Assesses whether the learner completed the full distribution pipeline and left a permanent public record of the contribution.

Score	Evidence
4	New minor version tag pushed following semver. Release pipeline completed — GitHub Release visible with auto-generated notes and SBOM attached. `gh attestation verify` passes on the published image. Docs site updated — agent mentioned in `how-it-works.mdx`. Pages workflow completed — change visible on the live site. Showcase Discussion posted with link to merged PR.
3	All of the above with one gap — e.g., Showcase post missing, or docs update is present but thin.
2	Tag pushed and release created, but attestation verification not run, or docs site not updated, or Pages deployment not confirmed.
1	No release tag pushed. Or release pipeline failed and not fixed.
0	No release attempted.

What to check:

Score Sheet

Learner	Workflow	Code	Tests	Security	Release	Total
	/4	/4	/4	/4	/4	/20

Feedback Templates

For a strong submission (16–20)

Well done on the Capstone. Your PR description was clear, the test coverage was thorough, and the security practices were applied correctly and documented. One area to develop further: [specific item]. Overall this demonstrates mid-level GitHub proficiency — you’re ready to contribute to real open-source projects using this workflow.

For a developing submission (10–15)

Good effort on the Capstone — you completed the full workflow, which many learners find challenging. A few areas need attention before this demonstrates mid-level proficiency: [specific gaps from rubric]. I’d encourage you to address [most important gap] and resubmit for reassessment.

For a beginning submission (<10)

Thank you for submitting the Capstone. The submission isn’t yet at the level that demonstrates mid-level GitHub proficiency — specifically: [top 2–3 gaps from rubric]. I’d suggest revisiting [relevant modules] and resubmitting. The contribution process is the hardest part to get right independently — it’s expected that the first attempt has gaps.

Notes for Educators

Timing. The Capstone is designed for 3–4 hours of independent work. In a classroom setting, consider giving learners 1–2 class periods plus a week of async time before assessment. The PR review cycle adds at least one round-trip even in fast-moving cohorts.
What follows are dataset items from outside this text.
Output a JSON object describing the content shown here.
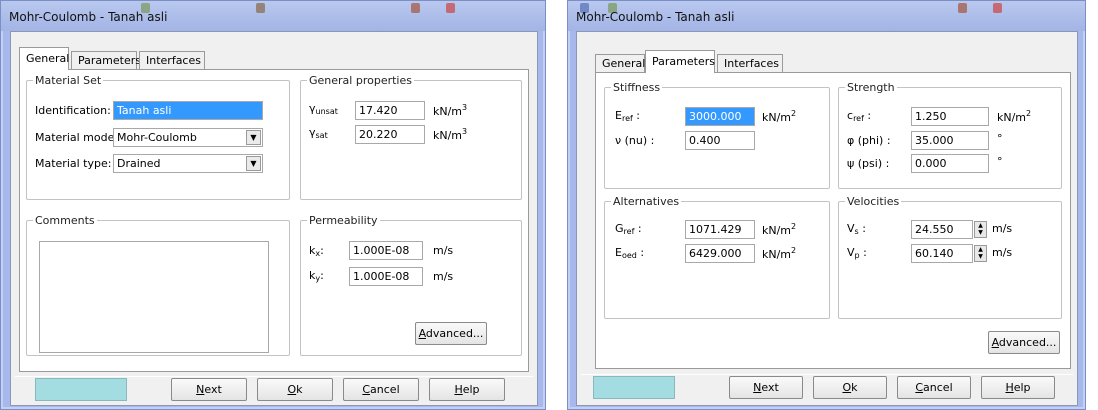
{
  "colors": {
    "frame": "#a7b8ec",
    "color_box": "#a3dde1",
    "selection": "#3399ff"
  },
  "win1": {
    "title": "Mohr-Coulomb - Tanah asli",
    "tabs": [
      "General",
      "Parameters",
      "Interfaces"
    ],
    "material_set": {
      "legend": "Material Set",
      "identification_label": "Identification:",
      "identification_value": "Tanah asli",
      "model_label": "Material model:",
      "model_value": "Mohr-Coulomb",
      "type_label": "Material type:",
      "type_value": "Drained"
    },
    "general_properties": {
      "legend": "General properties",
      "gamma_symbol": "γ",
      "gamma_unsat_sub": "unsat",
      "gamma_unsat_value": "17.420",
      "gamma_sat_sub": "sat",
      "gamma_sat_value": "20.220",
      "unit": "kN/m",
      "unit_exp": "3"
    },
    "comments": {
      "legend": "Comments"
    },
    "permeability": {
      "legend": "Permeability",
      "kx_label": "k",
      "kx_sub": "x",
      "kx_value": "1.000E-08",
      "ky_label": "k",
      "ky_sub": "y",
      "ky_value": "1.000E-08",
      "unit": "m/s",
      "advanced_pre": "",
      "advanced_ul": "A",
      "advanced_post": "dvanced..."
    },
    "buttons": {
      "next_ul": "N",
      "next_rest": "ext",
      "ok_ul": "O",
      "ok_rest": "k",
      "cancel_ul": "C",
      "cancel_rest": "ancel",
      "help_ul": "H",
      "help_rest": "elp"
    }
  },
  "win2": {
    "title": "Mohr-Coulomb - Tanah asli",
    "tabs": [
      "General",
      "Parameters",
      "Interfaces"
    ],
    "stiffness": {
      "legend": "Stiffness",
      "eref_label": "E",
      "eref_sub": "ref",
      "eref_value": "3000.000",
      "nu_label": "ν (nu) :",
      "nu_value": "0.400",
      "unit": "kN/m",
      "unit_exp": "2"
    },
    "strength": {
      "legend": "Strength",
      "cref_label": "c",
      "cref_sub": "ref",
      "cref_value": "1.250",
      "cref_unit": "kN/m",
      "cref_unit_exp": "2",
      "phi_label": "φ (phi) :",
      "phi_value": "35.000",
      "psi_label": "ψ (psi) :",
      "psi_value": "0.000",
      "deg_unit": "°"
    },
    "alternatives": {
      "legend": "Alternatives",
      "gref_label": "G",
      "gref_sub": "ref",
      "gref_value": "1071.429",
      "eoed_label": "E",
      "eoed_sub": "oed",
      "eoed_value": "6429.000",
      "unit": "kN/m",
      "unit_exp": "2"
    },
    "velocities": {
      "legend": "Velocities",
      "vs_label": "V",
      "vs_sub": "s",
      "vs_value": "24.550",
      "vp_label": "V",
      "vp_sub": "p",
      "vp_value": "60.140",
      "unit": "m/s"
    },
    "advanced_ul": "A",
    "advanced_post": "dvanced...",
    "buttons": {
      "next_ul": "N",
      "next_rest": "ext",
      "ok_ul": "O",
      "ok_rest": "k",
      "cancel_ul": "C",
      "cancel_rest": "ancel",
      "help_ul": "H",
      "help_rest": "elp"
    }
  }
}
Peer review. Require learners to review at least one other learner’s PR before their own is merged. This gives both parties practice on the reviewer side of Module 07, and surfaces issues in the codebase that a self-review misses. Count peer review participation in the Workflow dimension.

Resubmission. The rubric is designed to support reassessment. A learner who scores 12 on first submission should be able to address the specific gaps and resubmit without redoing the entire project. Accept a follow-up PR that fixes the identified issues and re-score only the affected dimensions.

The Showcase Discussion. Make the Showcase post a required part of completion, not optional. The discipline of writing a clear public summary of your own work — “what I built, what was hard, what I’d do differently” — is itself a GitHub skill. It’s also how open-source maintainers evaluate whether a contributor understands their own contribution.